The influence of moisture recycling and transport on major drought events is poorly understood, but essential to enhance our knowledge of the atmospheric water cycle. Here, we investigate this for two record-breaking droughts over the Mid-to-Lower Reaches of the Yangtze River (MLRYR), the winter-spring (WS) drought of 2011 and summer-autumn (SA) drought of 2019. Using a land–atmosphere water balance framework, we find the precipitation recycling ratio (the percentage of precipitation in a region derived from the same region’s evaporation) increased during both droughts, especially for the SA drought (from 14.5% to 22.9%).
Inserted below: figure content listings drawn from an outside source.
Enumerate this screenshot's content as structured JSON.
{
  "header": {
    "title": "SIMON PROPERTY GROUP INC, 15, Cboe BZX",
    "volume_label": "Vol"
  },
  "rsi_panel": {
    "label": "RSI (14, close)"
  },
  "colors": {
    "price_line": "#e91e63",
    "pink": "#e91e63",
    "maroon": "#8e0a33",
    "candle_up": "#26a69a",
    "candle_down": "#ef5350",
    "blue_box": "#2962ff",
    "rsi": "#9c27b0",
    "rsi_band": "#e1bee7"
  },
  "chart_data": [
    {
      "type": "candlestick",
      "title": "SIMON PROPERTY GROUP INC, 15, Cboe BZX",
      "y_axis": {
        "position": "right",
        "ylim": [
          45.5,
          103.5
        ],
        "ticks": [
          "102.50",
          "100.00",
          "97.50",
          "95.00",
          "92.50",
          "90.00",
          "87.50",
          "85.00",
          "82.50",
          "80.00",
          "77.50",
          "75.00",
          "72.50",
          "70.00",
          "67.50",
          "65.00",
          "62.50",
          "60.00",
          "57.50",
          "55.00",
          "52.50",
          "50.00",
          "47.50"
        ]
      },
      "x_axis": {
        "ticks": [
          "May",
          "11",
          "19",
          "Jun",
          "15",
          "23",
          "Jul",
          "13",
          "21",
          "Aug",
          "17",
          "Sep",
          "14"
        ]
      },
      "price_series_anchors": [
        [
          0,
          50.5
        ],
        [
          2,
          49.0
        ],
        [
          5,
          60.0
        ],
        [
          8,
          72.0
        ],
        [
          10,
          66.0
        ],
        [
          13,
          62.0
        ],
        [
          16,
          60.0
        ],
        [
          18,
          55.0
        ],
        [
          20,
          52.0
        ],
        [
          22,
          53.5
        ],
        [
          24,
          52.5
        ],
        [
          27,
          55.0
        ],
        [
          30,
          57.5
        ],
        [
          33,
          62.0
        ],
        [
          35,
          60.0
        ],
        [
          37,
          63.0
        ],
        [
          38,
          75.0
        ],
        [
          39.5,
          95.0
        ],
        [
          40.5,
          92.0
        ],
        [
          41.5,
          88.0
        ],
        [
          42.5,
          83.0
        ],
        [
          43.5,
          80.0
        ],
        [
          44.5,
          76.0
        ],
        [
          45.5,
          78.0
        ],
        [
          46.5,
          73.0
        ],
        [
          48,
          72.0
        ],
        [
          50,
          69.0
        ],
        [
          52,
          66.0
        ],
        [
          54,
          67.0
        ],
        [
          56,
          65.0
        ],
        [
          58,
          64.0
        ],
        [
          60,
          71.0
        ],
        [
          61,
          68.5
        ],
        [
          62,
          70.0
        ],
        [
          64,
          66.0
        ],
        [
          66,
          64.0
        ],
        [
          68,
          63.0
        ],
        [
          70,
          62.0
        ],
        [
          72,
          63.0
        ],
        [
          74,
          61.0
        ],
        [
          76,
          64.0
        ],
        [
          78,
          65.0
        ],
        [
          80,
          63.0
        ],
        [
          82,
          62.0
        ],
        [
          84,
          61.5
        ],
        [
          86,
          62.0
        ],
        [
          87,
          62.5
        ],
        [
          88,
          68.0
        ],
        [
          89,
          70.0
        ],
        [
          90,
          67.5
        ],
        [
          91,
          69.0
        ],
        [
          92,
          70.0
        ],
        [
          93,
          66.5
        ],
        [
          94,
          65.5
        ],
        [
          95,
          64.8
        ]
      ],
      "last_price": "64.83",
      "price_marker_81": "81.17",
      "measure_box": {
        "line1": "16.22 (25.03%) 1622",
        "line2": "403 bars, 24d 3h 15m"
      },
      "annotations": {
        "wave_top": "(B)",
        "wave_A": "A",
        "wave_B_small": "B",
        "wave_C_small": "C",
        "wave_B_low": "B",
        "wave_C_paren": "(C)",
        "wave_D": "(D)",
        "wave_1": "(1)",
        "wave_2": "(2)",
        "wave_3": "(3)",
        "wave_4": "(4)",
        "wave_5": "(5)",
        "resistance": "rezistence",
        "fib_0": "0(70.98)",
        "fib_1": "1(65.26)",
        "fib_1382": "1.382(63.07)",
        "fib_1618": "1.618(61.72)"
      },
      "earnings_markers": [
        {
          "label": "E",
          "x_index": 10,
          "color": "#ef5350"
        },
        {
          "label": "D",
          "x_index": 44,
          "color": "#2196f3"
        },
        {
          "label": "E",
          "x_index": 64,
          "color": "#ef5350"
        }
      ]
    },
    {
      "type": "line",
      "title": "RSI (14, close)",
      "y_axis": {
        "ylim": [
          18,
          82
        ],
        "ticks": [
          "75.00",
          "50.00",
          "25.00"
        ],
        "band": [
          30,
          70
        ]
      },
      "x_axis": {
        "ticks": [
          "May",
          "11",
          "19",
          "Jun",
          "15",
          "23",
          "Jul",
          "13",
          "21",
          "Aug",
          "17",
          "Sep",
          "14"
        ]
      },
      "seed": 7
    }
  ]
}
The WS drought was characterized by a 27.8% reduction in external advected moisture, originating principally from the northeast China and Bohai Sea (reduced by 22.3%) and from the northwest Pacific and South China Sea (25.7%). The SA drought was driven by a 43.8% reduction in external advected moisture, originating mainly from a southwesterly path, i.e. the Bay of Bengal and the South China Sea (reduced by 26.8%). From a regional viewpoint, moisture transportation from the Pacific Ocean (and South China Sea) decreased during the WS (SA) droughts, mainly resulting in moisture deficit over the MLRYR. Analyses reveal that this reduction was driven by strong negative convergence, which was unfavorable for precipitation formation and enhanced air flow out of the MLRYR. The weakened moisture transport was principally driven by seasonal mean flow rather than transient eddies. Changes in wind (i.e. dynamic processes), rather than specific humidity (i.e. thermodynamic processes) were dominant in regulating the seasonal mean moisture transport. Our study helps understand the atmospheric water cycle anomalies driving extreme drought events, and advances knowledge on moisture transportation and its controlling processes.